IL GOVERNO RAJOY GARANTISCE L’ASSISTENZA SOLO AGLI STRANIERI
SENA DOCUMENTI CHE POTRANNO PAGARE DA UN MINIMO DI 710, 40 EURO L’ANNO FINO AD
UN MASSIMO 1.864,80. ESCLUSI I MINORI, LE DONNE INCINTE E I CASI EMERGENZA
In Spagna la sanità
pubblica si prepara a essere un miraggio per gli immigrati irregolari. Il governo Rajoy ha infatti
deciso di garantire l’assistenza agli stranieri senza documenti, con meno di 65
anni, che verseranno 710, 40 euro all’anno,
pari a 52,20 al mese. Per chi supera i 65 anni il costo aumenta a 1.864, 80 euro per 12 mesi, cioè 155 ogni 30
giorni. Da questa misura vengono esclusi solo i casi di emergenza che verranno assistiti ai
pronto soccorso.

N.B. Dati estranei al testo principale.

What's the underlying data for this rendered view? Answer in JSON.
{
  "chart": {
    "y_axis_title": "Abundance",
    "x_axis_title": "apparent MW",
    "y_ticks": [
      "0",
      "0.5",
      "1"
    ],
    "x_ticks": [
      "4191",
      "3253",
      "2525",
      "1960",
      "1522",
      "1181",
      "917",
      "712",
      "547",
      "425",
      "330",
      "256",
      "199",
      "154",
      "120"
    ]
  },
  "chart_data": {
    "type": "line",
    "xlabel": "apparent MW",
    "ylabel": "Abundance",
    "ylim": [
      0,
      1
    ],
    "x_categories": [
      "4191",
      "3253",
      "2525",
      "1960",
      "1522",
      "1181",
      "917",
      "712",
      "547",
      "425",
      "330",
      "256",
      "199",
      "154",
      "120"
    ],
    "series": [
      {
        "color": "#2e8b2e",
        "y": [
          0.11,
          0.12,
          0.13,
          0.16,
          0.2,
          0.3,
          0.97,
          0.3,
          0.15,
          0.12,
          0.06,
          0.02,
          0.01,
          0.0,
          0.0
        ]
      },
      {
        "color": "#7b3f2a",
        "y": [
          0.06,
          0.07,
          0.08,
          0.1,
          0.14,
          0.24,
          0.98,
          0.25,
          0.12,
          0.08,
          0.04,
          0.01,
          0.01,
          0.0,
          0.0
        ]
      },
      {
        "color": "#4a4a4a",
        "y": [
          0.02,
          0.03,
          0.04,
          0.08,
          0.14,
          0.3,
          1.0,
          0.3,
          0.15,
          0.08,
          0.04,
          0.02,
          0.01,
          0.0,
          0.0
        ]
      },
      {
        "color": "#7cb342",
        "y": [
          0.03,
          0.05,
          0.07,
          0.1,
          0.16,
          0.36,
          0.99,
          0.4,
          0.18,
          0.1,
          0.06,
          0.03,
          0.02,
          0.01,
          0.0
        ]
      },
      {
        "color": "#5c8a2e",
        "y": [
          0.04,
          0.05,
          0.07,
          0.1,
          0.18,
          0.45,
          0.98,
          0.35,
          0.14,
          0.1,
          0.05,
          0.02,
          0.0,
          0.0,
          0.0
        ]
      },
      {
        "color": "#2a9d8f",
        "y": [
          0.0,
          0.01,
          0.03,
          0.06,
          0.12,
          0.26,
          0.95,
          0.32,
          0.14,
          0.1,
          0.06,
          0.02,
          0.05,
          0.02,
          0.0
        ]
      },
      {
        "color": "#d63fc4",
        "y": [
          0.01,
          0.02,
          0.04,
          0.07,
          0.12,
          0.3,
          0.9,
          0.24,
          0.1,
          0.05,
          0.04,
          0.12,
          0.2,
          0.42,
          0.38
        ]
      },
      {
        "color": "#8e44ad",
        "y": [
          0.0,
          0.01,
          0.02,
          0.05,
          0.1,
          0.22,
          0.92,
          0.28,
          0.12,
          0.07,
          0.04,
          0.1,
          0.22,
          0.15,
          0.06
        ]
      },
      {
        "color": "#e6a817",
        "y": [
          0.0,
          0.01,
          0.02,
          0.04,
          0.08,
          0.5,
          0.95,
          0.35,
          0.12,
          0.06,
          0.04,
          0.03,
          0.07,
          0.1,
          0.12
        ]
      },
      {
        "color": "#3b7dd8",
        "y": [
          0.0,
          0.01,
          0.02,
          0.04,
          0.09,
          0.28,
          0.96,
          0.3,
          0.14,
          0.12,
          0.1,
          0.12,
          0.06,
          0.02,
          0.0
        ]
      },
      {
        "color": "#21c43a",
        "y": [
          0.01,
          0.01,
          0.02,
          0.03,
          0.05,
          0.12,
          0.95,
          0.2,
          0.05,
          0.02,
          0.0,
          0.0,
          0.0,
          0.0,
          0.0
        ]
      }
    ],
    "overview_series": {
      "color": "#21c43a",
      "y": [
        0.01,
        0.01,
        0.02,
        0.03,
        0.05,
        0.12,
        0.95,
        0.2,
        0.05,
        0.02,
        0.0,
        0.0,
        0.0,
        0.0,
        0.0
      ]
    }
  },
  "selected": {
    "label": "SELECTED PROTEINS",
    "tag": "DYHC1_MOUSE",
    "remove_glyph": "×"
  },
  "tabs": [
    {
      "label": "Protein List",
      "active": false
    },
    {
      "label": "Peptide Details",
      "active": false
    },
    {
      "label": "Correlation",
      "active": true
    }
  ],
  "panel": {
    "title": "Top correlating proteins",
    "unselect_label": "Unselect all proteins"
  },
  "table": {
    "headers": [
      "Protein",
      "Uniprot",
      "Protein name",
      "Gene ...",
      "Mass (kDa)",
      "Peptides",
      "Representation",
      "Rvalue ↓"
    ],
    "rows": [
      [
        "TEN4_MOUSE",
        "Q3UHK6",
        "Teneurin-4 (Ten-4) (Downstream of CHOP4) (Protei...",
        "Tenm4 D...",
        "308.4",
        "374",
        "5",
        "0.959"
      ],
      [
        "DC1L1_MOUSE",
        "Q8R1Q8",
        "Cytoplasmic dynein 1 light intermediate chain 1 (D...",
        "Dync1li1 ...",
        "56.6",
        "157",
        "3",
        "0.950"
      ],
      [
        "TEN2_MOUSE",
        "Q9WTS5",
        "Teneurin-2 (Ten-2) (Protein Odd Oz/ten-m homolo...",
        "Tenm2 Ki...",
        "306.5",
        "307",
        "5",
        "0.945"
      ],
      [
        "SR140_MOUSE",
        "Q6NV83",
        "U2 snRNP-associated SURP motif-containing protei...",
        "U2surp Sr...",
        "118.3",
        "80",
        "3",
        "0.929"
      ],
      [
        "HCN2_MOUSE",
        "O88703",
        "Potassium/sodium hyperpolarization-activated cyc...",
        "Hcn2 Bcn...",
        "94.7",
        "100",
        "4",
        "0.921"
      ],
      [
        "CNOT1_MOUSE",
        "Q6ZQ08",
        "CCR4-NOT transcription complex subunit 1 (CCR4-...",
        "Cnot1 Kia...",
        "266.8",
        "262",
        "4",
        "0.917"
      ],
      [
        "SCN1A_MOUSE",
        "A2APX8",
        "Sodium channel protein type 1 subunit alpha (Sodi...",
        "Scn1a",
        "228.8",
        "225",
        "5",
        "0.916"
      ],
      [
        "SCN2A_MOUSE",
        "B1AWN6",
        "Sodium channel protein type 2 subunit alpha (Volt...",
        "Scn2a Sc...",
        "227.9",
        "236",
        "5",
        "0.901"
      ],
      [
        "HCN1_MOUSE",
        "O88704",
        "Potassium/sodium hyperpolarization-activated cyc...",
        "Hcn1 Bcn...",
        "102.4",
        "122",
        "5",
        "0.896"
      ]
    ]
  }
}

Il governo spagnolo, preso dalla foga di tagliare ha
giustificato la misura: “Il Paese deve smettere di essere il paradiso dell’immigrazione illegale – ha dichiarato Rafael Hernando, portavoce aggiunto del partito
popolare al Congresso – quindi chi si trova in situazione irregolare deve
tornare al proprio paese. Qui si deve entrare legalmente. E’ una riflessione di
carattere generale ma che deve concretizzarsi”. Il ministero della Sanità
prevede di risparmiare circa 1.500 milioni di euro con questa nuova decisione. Il decreto che riguarda i “sin
papeles” è una proposta che si aggiunge alle decisioni
assunte dal governo Rajoy lo scorso aprile. Non è possibile calcolare con
certezza quante personea andrà a colpire dalla sua introduzione a partire da
settembre. In Spagna secondo alcune inchieste sarebbero 150.000 i migranti in
situazione irregolare, di cui circa il 15% minori. Per questi ultimi e per le donne incinte la sanità è comunque garantita.